Anyone who has worked in IT any length of time probably has an anecdote or two about a mistake or misconfiguration that caused profound results. In fact, over thousands of interviews I have conducted over the years with potential job candidates, my favorite question asks the candidate to tell me about the biggest mistake they ever made in their careers and how they handled it. The answers can be profound as they reveal so much about the integrity of the candidate.
In hindsight, I wish I would have written all of the answers down over the years as they would compile nicely into a humorous collection of life in the IT trenches. Despite the sometimes memorable tales, the question remains an integrity measurement. Integrity matters in this business because we must be able to establish a root cause of an outage or breach in order to make necessary changes to improve and prevent the same issue from happening again. Without integrity and transparency, crucial facts remain obscured and we retain unnecessary risk.
So why is there a detection gap between the time a breach occurs, and the time it is discovered? There really is no single answer, as many potential points of failure can come into play. However, fear and lack of transparency can be contributing factors which hinder our efforts.
Some of the fear driving lack of transparency is of course learned. Many of us have had to deal with the sales person who wants to put a spin on what we may tell a customer. Or, perhaps we have dealt with a boss who wants to politically manage the message to the higher ups. It is human nature to want to seek the course of least pain, rather than to stand up and do the right thing. Perhaps the detection gap is driven out of fear of losing a job? Perhaps it is.
My own journey into a career in information security began 15 years ago when I transitioned out of a strictly IT centric role into running and building an in house security team. The allure of building something new and making an impact was simply too irresistible to pass up.

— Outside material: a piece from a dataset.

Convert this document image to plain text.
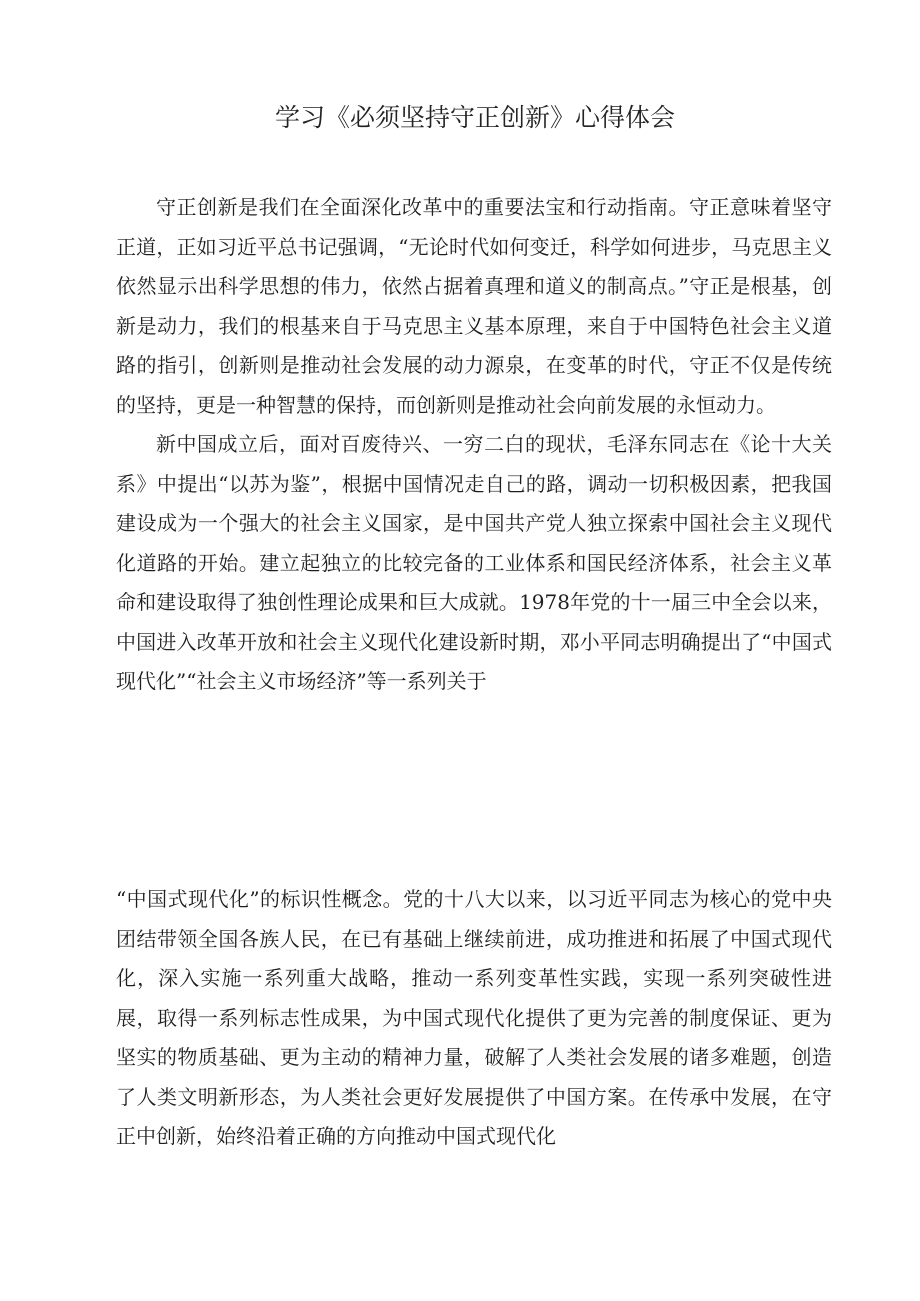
学习《必须坚持守正创新》心得体会

守正创新是我们在全面深化改革中的重要法宝和行动指南。守正意味着坚守正道，正如习近平总书记强调，“无论时代如何变迁，科学如何进步，马克思主义依然显示出科学思想的伟力，依然占据着真理和道义的制高点。”守正是根基，创新是动力，我们的根基来自于马克思主义基本原理，来自于中国特色社会主义道路的指引，创新则是推动社会发展的动力源泉，在变革的时代，守正不仅是传统的坚持，更是一种智慧的保持，而创新则是推动社会向前发展的永恒动力。

新中国成立后，面对百废待兴、一穷二白的现状，毛泽东同志在《论十大关系》中提出“以苏为鉴”，根据中国情况走自己的路，调动一切积极因素，把我国建设成为一个强大的社会主义国家，是中国共产党人独立探索中国社会主义现代化道路的开始。建立起独立的比较完备的工业体系和国民经济体系，社会主义革命和建设取得了独创性理论成果和巨大成就。1978年党的十一届三中全会以来，中国进入改革开放和社会主义现代化建设新时期，邓小平同志明确提出了“中国式现代化”“社会主义市场经济”等一系列关于

“中国式现代化”的标识性概念。党的十八大以来，以习近平同志为核心的党中央团结带领全国各族人民，在已有基础上继续前进，成功推进和拓展了中国式现代化，深入实施一系列重大战略，推动一系列变革性实践，实现一系列突破性进展，取得一系列标志性成果，为中国式现代化提供了更为完善的制度保证、更为坚实的物质基础、更为主动的精神力量，破解了人类社会发展的诸多难题，创造了人类文明新形态，为人类社会更好发展提供了中国方案。在传承中发展，在守正中创新，始终沿着正确的方向推动中国式现代化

Grandiose thoughts quickly came back to reality as I soon realized that I had taken on a role which the company needed to put someone into, but that no one really wanted me to do; I felt more like a figurehead and potential scapegoat for when things would go wrong.
Perhaps at the top levels of management, there is a misconception that investments in security technology, tools, managed services, etc., can guarantee that the organization will never be breached. When there is a breach, then it must be the fault of the security team or service provider so there is always someone to fire or blame. It is fairly easy to identify some of these organizations by watching the job postings, as they routinely advertise for a security manager or director every six months or so.

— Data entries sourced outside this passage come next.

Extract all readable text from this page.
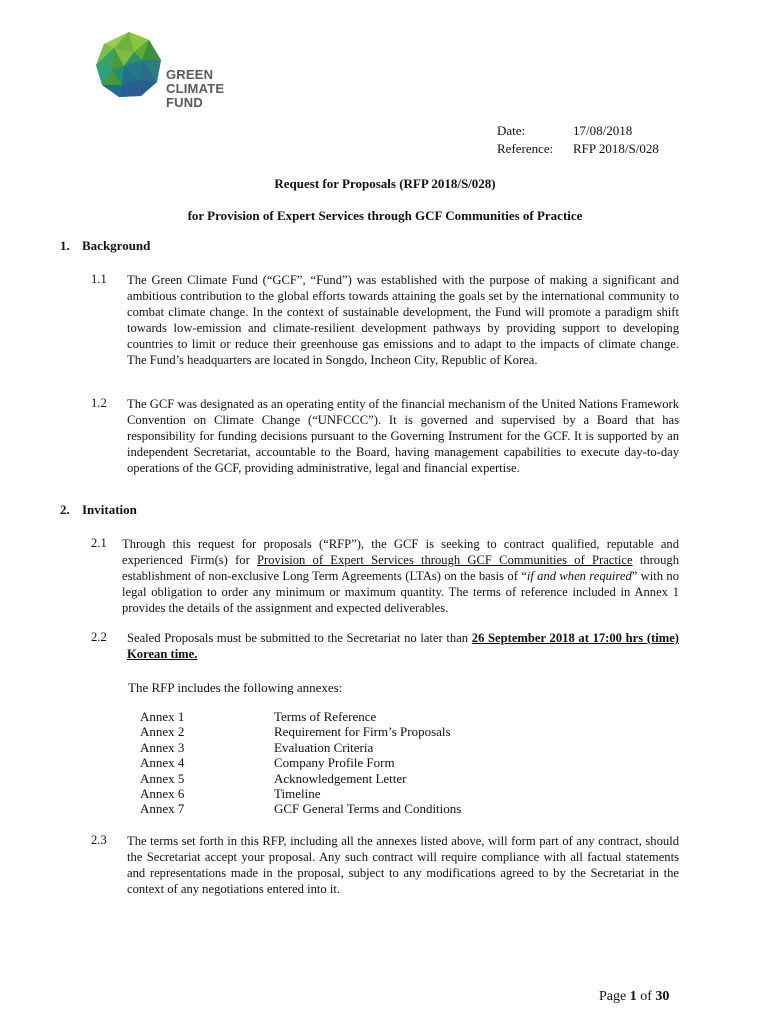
GREEN
CLIMATE
FUND
Date:	17/08/2018
Reference:	RFP 2018/S/028
Request for Proposals (RFP 2018/S/028)
for Provision of Expert Services through GCF Communities of Practice
1. Background
1.1	The Green Climate Fund (“GCF”, “Fund”) was established with the purpose of making a significant and ambitious contribution to the global efforts towards attaining the goals set by the international community to combat climate change. In the context of sustainable development, the Fund will promote a paradigm shift towards low-emission and climate-resilient development pathways by providing support to developing countries to limit or reduce their greenhouse gas emissions and to adapt to the impacts of climate change. The Fund’s headquarters are located in Songdo, Incheon City, Republic of Korea.
1.2	The GCF was designated as an operating entity of the financial mechanism of the United Nations Framework Convention on Climate Change (“UNFCCC”). It is governed and supervised by a Board that has responsibility for funding decisions pursuant to the Governing Instrument for the GCF. It is supported by an independent Secretariat, accountable to the Board, having management capabilities to execute day-to-day operations of the GCF, providing administrative, legal and financial expertise.
2. Invitation
2.1	Through this request for proposals (“RFP”), the GCF is seeking to contract qualified, reputable and experienced Firm(s) for Provision of Expert Services through GCF Communities of Practice through establishment of non-exclusive Long Term Agreements (LTAs) on the basis of “if and when required” with no legal obligation to order any minimum or maximum quantity. The terms of reference included in Annex 1 provides the details of the assignment and expected deliverables.
2.2	Sealed Proposals must be submitted to the Secretariat no later than 26 September 2018 at 17:00 hrs (time) Korean time.
The RFP includes the following annexes:
Annex 1	Terms of Reference
Annex 2	Requirement for Firm’s Proposals
Annex 3	Evaluation Criteria
Annex 4	Company Profile Form
Annex 5	Acknowledgement Letter
Annex 6	Timeline
Annex 7	GCF General Terms and Conditions
2.3	The terms set forth in this RFP, including all the annexes listed above, will form part of any contract, should the Secretariat accept your proposal. Any such contract will require compliance with all factual statements and representations made in the proposal, subject to any modifications agreed to by the Secretariat in the context of any negotiations entered into it.
Page 1 of 30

Security breaches cannot be kept quiet and dealt with in the background, hoping to minimize the impact and also hoping that the customer or management may not notice. As a security professional, it is incumbent to set an appropriate expectation with the customer and management, that we do in fact guarantee that the organization will be hacked and breached; it is simply a question of when. Some of the very best working relationships I’ve had in my career have evolved from times where I had to share bad news, and then moved forward to solve problems together. Character, integrity, and most importantly, trust, is earned when we are transparent and honest about problems and breaches in a timely manner.
Part of the potential fear factor contributing to the detection gap of security breaches is rooted in misguided improvement programs. Too often continual improvement programs and activities are directed at the security operations team, ignoring the other components of the program. This is a dangerous omission which can leave substantial unaddressed risk in the organization. Consider the figure below:
Notice that each phase of the program builds upon the next. A good security program begins with a well thought out strategy, which leads into design and then transition activities as the program evolves into a working operating framework within the organization. Encompassing all of these prior phases lies continual improvement, which must address all of the components of the program, not simply the operation.

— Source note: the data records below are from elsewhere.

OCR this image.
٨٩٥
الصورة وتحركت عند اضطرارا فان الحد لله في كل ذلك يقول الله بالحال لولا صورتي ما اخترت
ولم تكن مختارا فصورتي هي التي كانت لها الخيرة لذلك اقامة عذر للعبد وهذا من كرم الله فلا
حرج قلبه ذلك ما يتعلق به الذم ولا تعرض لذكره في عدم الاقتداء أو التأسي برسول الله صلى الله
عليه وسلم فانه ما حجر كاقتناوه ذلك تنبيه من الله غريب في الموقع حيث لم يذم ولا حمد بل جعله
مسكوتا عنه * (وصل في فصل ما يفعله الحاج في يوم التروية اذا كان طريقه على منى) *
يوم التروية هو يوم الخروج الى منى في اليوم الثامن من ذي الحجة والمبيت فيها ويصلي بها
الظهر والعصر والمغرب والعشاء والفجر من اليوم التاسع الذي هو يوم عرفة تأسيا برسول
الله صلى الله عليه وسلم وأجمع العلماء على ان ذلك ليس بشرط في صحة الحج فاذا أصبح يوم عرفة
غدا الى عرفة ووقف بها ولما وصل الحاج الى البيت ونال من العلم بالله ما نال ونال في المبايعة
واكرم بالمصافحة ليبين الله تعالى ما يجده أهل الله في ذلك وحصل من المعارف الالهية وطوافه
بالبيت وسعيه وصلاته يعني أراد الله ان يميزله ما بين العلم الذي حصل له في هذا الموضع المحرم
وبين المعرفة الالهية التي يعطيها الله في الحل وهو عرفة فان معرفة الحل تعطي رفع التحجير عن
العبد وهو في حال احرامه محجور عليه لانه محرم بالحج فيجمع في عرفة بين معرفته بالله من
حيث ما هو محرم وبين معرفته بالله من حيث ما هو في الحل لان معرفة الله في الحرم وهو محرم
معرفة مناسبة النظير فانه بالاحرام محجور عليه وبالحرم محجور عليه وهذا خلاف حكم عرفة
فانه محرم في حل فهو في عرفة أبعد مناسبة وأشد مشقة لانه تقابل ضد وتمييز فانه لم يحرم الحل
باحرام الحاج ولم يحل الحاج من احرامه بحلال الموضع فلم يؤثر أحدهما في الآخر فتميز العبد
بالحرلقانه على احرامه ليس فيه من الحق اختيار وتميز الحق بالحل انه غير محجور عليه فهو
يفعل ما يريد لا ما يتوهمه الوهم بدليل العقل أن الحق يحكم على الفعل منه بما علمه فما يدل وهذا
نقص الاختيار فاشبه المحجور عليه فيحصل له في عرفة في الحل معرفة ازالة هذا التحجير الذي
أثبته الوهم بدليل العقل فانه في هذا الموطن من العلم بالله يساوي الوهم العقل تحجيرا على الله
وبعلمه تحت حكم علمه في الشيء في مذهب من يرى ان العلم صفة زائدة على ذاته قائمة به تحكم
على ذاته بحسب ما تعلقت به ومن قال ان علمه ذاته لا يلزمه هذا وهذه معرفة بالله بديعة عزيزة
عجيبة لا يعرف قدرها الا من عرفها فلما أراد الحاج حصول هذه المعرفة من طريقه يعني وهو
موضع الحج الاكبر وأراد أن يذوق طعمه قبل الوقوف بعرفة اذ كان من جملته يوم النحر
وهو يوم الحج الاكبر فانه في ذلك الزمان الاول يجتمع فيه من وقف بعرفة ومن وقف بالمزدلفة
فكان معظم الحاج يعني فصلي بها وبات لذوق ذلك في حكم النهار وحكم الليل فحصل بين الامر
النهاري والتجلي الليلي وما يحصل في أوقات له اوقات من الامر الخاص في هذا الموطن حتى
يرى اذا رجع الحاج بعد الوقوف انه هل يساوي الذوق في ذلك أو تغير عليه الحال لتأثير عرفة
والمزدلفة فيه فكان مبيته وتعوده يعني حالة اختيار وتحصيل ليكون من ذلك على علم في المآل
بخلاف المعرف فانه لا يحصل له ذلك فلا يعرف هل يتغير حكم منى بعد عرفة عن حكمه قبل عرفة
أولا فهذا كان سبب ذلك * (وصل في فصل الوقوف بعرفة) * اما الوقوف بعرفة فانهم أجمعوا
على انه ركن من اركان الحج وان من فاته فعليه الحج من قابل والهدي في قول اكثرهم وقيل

In the event of a breach, we need to determine why and examine all facets and elements of our security program so that we can drive appropriate improvements and further mitigate risk to the organization. While the root cause very well may be a breakdown in the operation, it can just as likely be a failure way back in our strategy formation, or our program design, or in our transition process as we rolled the program out to the organization. Or, we may have a failure at multiple points. Regardless, we must identify the cause and introduce corrective actions at the appropriate places in order to mitigate future risk. This can only be accomplished by taking a higher level, comprehensive view in an atmosphere of trust.
Earning a reputation as a trusted adviser takes work, even though the principles are simple and straightforward to implement. Management, sales, and security leaders can all work towards building a culture of transparency instead of fear within the security organization, which could potentially help to shrink the detection gap between breach and reaction.